他ならぬ晋助の名を口に出され、新八くんの心臓はドキッと弾む。

「あ、ハイ。高杉さんがどうしました?(ドッキドッキ)」

何気ないフリをして聞いてますが、内心はドキドキですよ。

「高杉の様子を見てきてくれないか?何しろ昨日からずっと部屋に篭りきりだ。まあ疲れもあるんだろうが、如何せんもう夕刻だ。食事を摂らせねばなるまい(ふう)」
「そうですね……高杉さん、お疲れなんですね」
「ああ。しかし奴の働きのおかげで、今の俺たちは誰一人かけることなく再度本陣を立ち上げる事ができたからな。正確に言えば奴の鬼気迫る剣技と、坂本の交渉術と言えるが」

晋助を心配してる風情の新八くんにふふっと優しく笑いかけ、桂さんは踵を返すのです。

「じゃあ新八くん、頼んだぞ」

桂さんに言い付けられたら、新八くんだって遠慮はしていられない。むしろ堂々と晋助のお部屋に行けるってもんですよ。だからお城の渡りをパタタと走り抜け(気が急いています)、晋助の寝てるお部屋に急ぐ。

そして部屋の前に立つなり、恐る恐る声をかけた。


「あの……高杉さん?もう夕方ですよ。起きてご飯食べなきゃ身体に良くないですよ」

でも待てど暮らせど、一向に部屋の中から返事はない。だから仕方なく、スルッと障子戸を引き開けてお部屋の中に入りました。

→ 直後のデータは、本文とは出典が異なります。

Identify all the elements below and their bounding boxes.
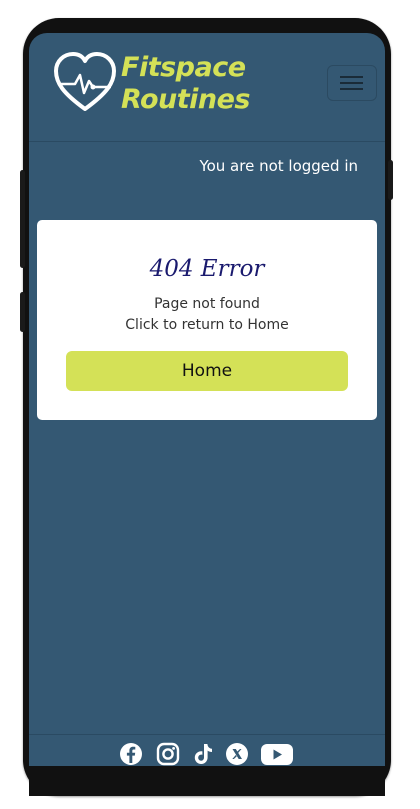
menu-bar bbox=[340, 88, 363, 90]
error-title: 404 Error bbox=[149, 256, 265, 282]
error-message: Page not found bbox=[154, 296, 260, 312]
x-icon[interactable] bbox=[225, 742, 249, 766]
volume-button bbox=[20, 170, 25, 268]
tiktok-icon[interactable] bbox=[191, 742, 215, 766]
phone-bottom-bezel bbox=[29, 766, 385, 796]
hamburger-menu-icon[interactable] bbox=[327, 65, 377, 101]
heart-pulse-icon bbox=[54, 52, 116, 111]
app-screen: Fitspace Routines You are not logged in … bbox=[29, 33, 385, 766]
facebook-icon[interactable] bbox=[119, 742, 143, 766]
instagram-icon[interactable] bbox=[156, 742, 180, 766]
error-hint: Click to return to Home bbox=[125, 317, 289, 333]
home-button[interactable]: Home bbox=[66, 351, 348, 391]
youtube-icon[interactable] bbox=[260, 742, 294, 766]
error-card: 404 Error Page not found Click to return… bbox=[37, 220, 377, 420]
brand-name-line2: Routines bbox=[121, 84, 250, 115]
brand-logo[interactable]: Fitspace Routines bbox=[53, 51, 253, 117]
volume-button bbox=[20, 292, 25, 332]
navbar: Fitspace Routines bbox=[29, 33, 385, 142]
menu-bar bbox=[340, 82, 363, 84]
login-status: You are not logged in bbox=[199, 157, 358, 175]
brand-name-line1: Fitspace bbox=[121, 52, 246, 83]
footer bbox=[29, 734, 385, 766]
menu-bar bbox=[340, 76, 363, 78]
power-button bbox=[388, 160, 393, 200]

果たして晋助は、八畳ほどのお部屋の中央に敷かれたお布団の上で仰臥してた。てか寝てた。懇々と寝てた。でも広間に居た怪我人連中と同じく、上半身は何も纏わず、所々に包帯や絆創膏を貼ってる姿は痛々しかった。

致命傷には至らずとも、あんだけ斬った張ったもしてたらそら怪我もしますわな。敵の刀の切っ先が頬を掠めただろう、腕を抉ったことだろう。それでも立ち止まらず、むしろ怪我をした事にさえ気付かず、気にせず、晋助は先陣で剣を振るっていたのです。それは己の魂を護る為もあるけど、皆の命を護る為にも。


だからね、新八くんはそんな晋助を見たらそうっと枕元に座って、晋助の傷を改める。

「高杉さん……結構怪我してたんだ」

そして手をそうっと伸ばして、晋助の頬に触れる。大きな絆創膏がぺっと貼られたその頬に(手当:桂さん)、優しく触れる。

「皆を導いてるんだもん……高杉さんは止まれないんですよね。ありがとうございます、高杉さん」

ふう、と小さくため息を吐きながら言った新八くんです。でも声音は優しかった。どこまでも。

だがその時。寝てるとばかり思って、閉じられてた晋助のお目目がぱっちりと開いたのですよ。それに新八くんが驚く暇もなく、下から伸びてきた手によってぐいっと引っ張られる新八くん。

「えっ?!わっ、え、なんっ、ちょちょっ!」

驚くあまりに言葉の切れ端しか口にできない新八くんですね。そんで驚いてる間に、しっかりとお布団の中に引きずり込まれております。晋助の腕の中にすっぽりと抱き込まれています。

「……フン。何を間近で男の裸を観察してやがる、このドスケベが」

などと、今はもうすっかり起きてる晋助に嘲笑われ、てか新八くんが声をかけた時点で起きてたんだろうが、そんな総督の言い分に新八くんはかああと即座に頬を染める。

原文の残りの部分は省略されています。